Ofulue, who grew up in Lagos, Nigeria, and moved to Canada five years ago, will graduate from UBC this year. She says she hopes to continue to work with the student team. “The goal is to get the biodiesel certified so that we can make more of it. And hopefully, the project will continue to expand,” she says.
Biomass utility ■ At Simon Fraser University (SFU), the SFU Community Trust is collaborating with Corix Multi-Utility Services Inc. on a $33 million community-based biomass project called the Burnaby Mountain District Energy Utility (BMDEU).

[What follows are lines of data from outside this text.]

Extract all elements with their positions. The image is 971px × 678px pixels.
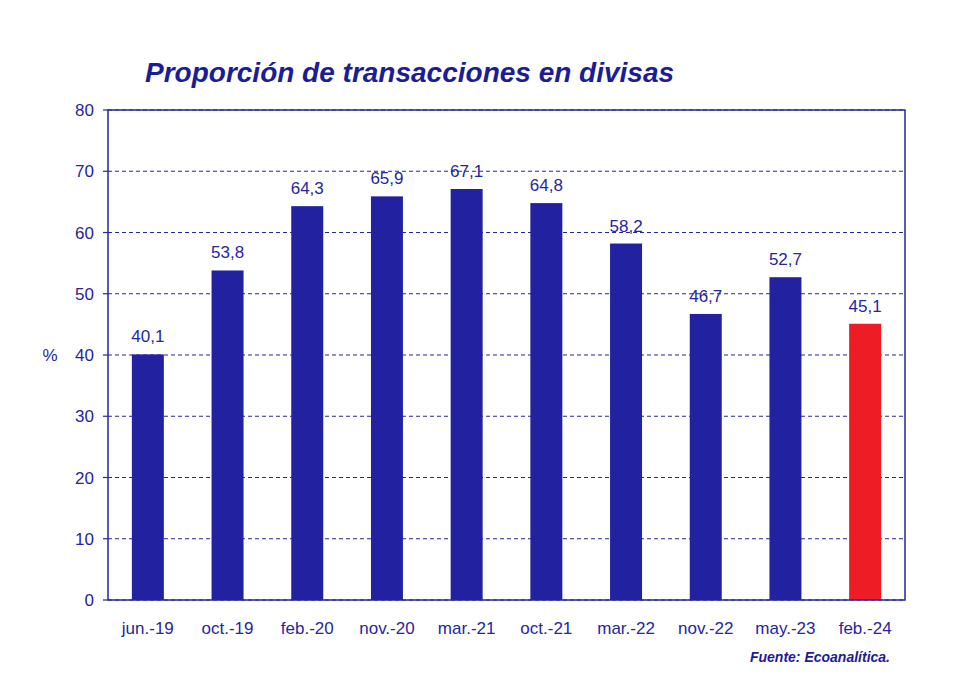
y-tick-label: 40 (75, 346, 94, 365)
data-label: 53,8 (211, 243, 244, 262)
y-tick-label: 10 (75, 530, 94, 549)
bar (132, 354, 164, 600)
data-label: 67,1 (450, 162, 483, 181)
bar (849, 324, 881, 600)
source: Fuente: Ecoanalítica. (750, 649, 890, 665)
data-label: 64,8 (530, 176, 563, 195)
y-tick-label: 50 (75, 285, 94, 304)
x-tick-label: may.-23 (755, 619, 815, 638)
y-axis-label: % (42, 346, 57, 365)
y-tick-label: 0 (85, 591, 94, 610)
bar (690, 314, 722, 600)
data-label: 64,3 (291, 179, 324, 198)
x-tick-label: oct.-19 (202, 619, 254, 638)
x-tick-label: nov.-22 (678, 619, 733, 638)
bar (371, 196, 403, 600)
y-tick-label: 60 (75, 224, 94, 243)
title: Proporción de transacciones en divisas (145, 57, 674, 88)
data-label: 58,2 (610, 217, 643, 236)
data-label: 65,9 (370, 169, 403, 188)
y-tick-label: 30 (75, 407, 94, 426)
bar (769, 277, 801, 600)
x-tick-label: mar.-22 (597, 619, 655, 638)
x-tick-label: feb.-20 (281, 619, 334, 638)
chart-svg: Proporción de transacciones en divisas 0 1… (0, 0, 971, 678)
grid-line (108, 232, 905, 233)
y-tick-label: 70 (75, 162, 94, 181)
x-tick-label: mar.-21 (438, 619, 496, 638)
data-label: 46,7 (689, 287, 722, 306)
y-tick-label: 80 (75, 101, 94, 120)
x-tick-label: feb.-24 (839, 619, 892, 638)
data-label: 40,1 (131, 327, 164, 346)
data-label: 52,7 (769, 250, 802, 269)
bar (610, 244, 642, 600)
bar (530, 203, 562, 600)
data-label: 45,1 (849, 297, 882, 316)
bar (291, 206, 323, 600)
x-tick-label: oct.-21 (520, 619, 572, 638)
grid-line (108, 171, 905, 172)
y-tick-label: 20 (75, 469, 94, 488)
x-tick-label: nov.-20 (359, 619, 414, 638)
x-tick-label: jun.-19 (121, 619, 174, 638)
plot-frame (108, 110, 905, 600)
chart: Proporción de transacciones en divisas 0 1… (0, 0, 971, 678)
bar (451, 189, 483, 600)
bar (212, 270, 244, 600)
grid (103, 110, 905, 600)
bars (132, 189, 881, 600)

The project, approved by the British Columbia Utilities Commission, involves a high-efficiency heating plant using biomass – from wood waste – as the primary fuel source.
“The BMDEU is the fulfilment of a vision for a high-efficiency biomass heating plant to provide reliable, cost-effective, low-carbon thermal energy service to residents of UniverCity on Burnaby Mountain,” says Gordon Harris, president and CEO of SFU Community Trust.
This biomass plant will start serving the campus and residents with green energy in 2019. It will reduce greenhouse gas (GHG) emissions by 85 per cent, and the entire, region-wide SFU GHG emissions from all sources by 69 per cent, according to projections.
“The development of this biomass heating plant will allow SFU to surpass the provincial mandated greenhouse gas reduction target for 2020,” says Larry Waddell, SFU’s chief facilities officer.
Landfill powered ■ A private Vancouver company, meanwhile, claims it can turn any virtually landfill waste material into biodiesel.
That is the idea behind a new proprietary technology being commercialized by Cielo Waste Solutions Corp., a Canadian public company that is aiming to revolutionize the biodiesel industry through the creation of mini-refineries that can turn any fibrous material into renewable diesel. That diesel can then be sold to diesel refineries to produce blended diesel fuel that meets Canadian renewable fuel regulations, the company claims.
Cielo’s renewable biodiesel can be made from waste materials including all types of plastic, organics like table scraps or lawn clippings, cardboard, woodwaste and tires.
Cielo is currently executing a Phase 1 development, which is a retrofit of its Alberta pilot plant into a continuous-flow commercial refinery.